Plastic packaging is currently one of the biggest problems in the world and will continue to be so if we don't do something about it.

Although sustainability may seem like a great trend with which everyone is trying to make money, it is clear that there are trends that will fade, and there are others that are here to stay. In Nattiam we think and we really hope that sustainable packaging is here to stay, and we hope that with this article we will help you join the cause.

It is alarming that the packaging generates more than 141 million tons of plastic waste each year, becoming the sector that generates more waste, almost four times the amount generated from the next sector. It is clear that something must be done.

After the publication of the blog 'Where grocery retail is headed: The year in trends', we will go one step further and we will explain what are the sustainable packaging options available for your business, which you had never thought of before.

What is Sustainable Packaging?

Sustainable packaging produces a much smaller environmental footprint than other types of packaging. This is thanks to the following characteristics that define it:

  • A smaller production process.
  • The supply chain is shorter, which helps limit the carbon footprint it causes.
  • The product can be reused, in many cases in more ways than one.
  • If you create the recyclable product, you will create a circular economy.
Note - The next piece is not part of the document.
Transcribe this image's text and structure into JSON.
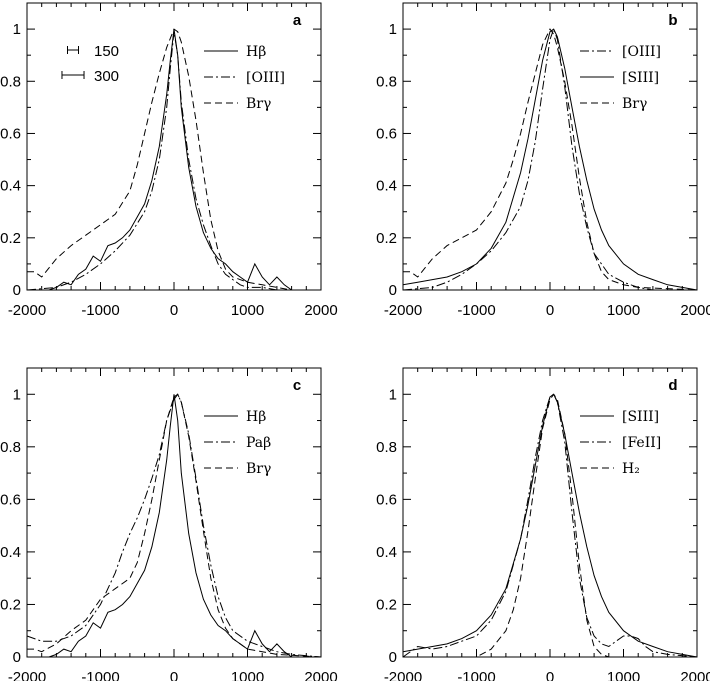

So, how can this be put into practice?

1. Transition From Plastic to Paper

Every single day, around eight million pieces of plastic makes its way into the ocean (discover more, here). That’s a scary thought, right? Well, there are easy ways to make your companies carbon footprint that little bit less harmful - could paper be your saviour?


  • It’s much better for the environment than plastic, as it breaks down more easily.
  • There are a broad range of raw materials which paper packaging can be made from.
  • It is great for printing logos, pictures, and text on.
  • It’s lighter, which is ideal for bulk transportation.
  • The waste can be recycled without pollution.


  • Not waterproof, and can disintegrate in wetter weather.
  • The production process of paper and cardboard emits air and water pollution, as well as chemicals like chlorine.
  • Not the best option to house heavy options.

2. Explore Biodegradable Packaging

Did you know that it takes around 500 years for a single plastic bottle to decompose! Instead, biodegradable plastics are a fantastic alternative, that help to limit the amount of solid plastic that remains within the environment.

A number of companies are making the effort to conform to this biodegradable packaging “trend”. For example, Snact worked alongside TIPA in creating a packaging for their snacks that was 100 percent compostable. That said, although it may seem like the ideal solution, in practice, it definitely needs some work:


  • Won’t harm animals as much as normal plastic.
  • Breaks down into almost nothing.


  • Only biodegrades in certain conditions, like dry landfill, not the wet ocean.
  • If the packaging is Oxo-degradable, this means it won’t completely disappear from the environment. Instead, it’ll slowly break down into much smaller microplastics, which are still harmful.
  • Current biodegradable plastics aren’t recyclable.

Look Into Bioplastics, or Plant-Based Packaging

Polylactic acid (PLA) is a substitute for plastic that’s made using fermented plant starch. With single-use plastic on the out, it seems plant-based options may be the next big thing! But will it work?

With single-use plastic on the out, it seems plant-based options may be the next big thing! But will it work?


  • Will take a lot less time to decompose than plastics.
  • Will decompose in a much safer way than plastic, leaving almost no trace.
  • Has a much lower carbon footprint than plastic.


  • The production process still needs refining.
  • Upturn in bioplastics could create a food shortage, or price inflation.
  • Could endanger natural areas, like rainforests, for crop growth.

4. Check Out Infinitely-Recyclable Plastic

Earlier this year, Berkeley Labs scientists published a report in the Nature Chemistry journal which blew us all out of the water. The report hailed the discovery of a brand new plastic, poly (diketoenamine), or PDK, which facilitates a circular economy. This means it can be recycled again and again, without changes in quality.

How is this done? Well, scientists replaced the chemical bonds used in the average plastic bottle with “reversible bonds”. So, when submerged in a solution that’s highly acidic, it dissolves into its natural form, ready to be rebuilt.

This is a massive breakthrough as, if used in mass production, would reduce the mixing of different types of plastic in recycling systems. This way, expensive recycling technology would become unnecessary, creating an economically viable system!

5. Create a Reusable Product: Be Creative!

Want to be a little more creative? There are some companies which are thinking more outside of the box, and creating packaging which, after purchased, can be morphed into something completely different!

A fantastic example of this is H&M’s cardboard shopping bag, which can be made into a coat hanger! This is a fantastic way to create a functional product, even after its original use.

6. Remove Packaging Altogether

We can reel off this list of plastic alternatives but, as you can see, there are drawbacks to almost all of them. Therefore, removing packaging altogether is the best way to make the most change.

For some initial inspiration, our blog post on the 4 Ways to go Plastic Free could be a good place to start. Otherwise, we wish you luck in your plastic-free endeavours.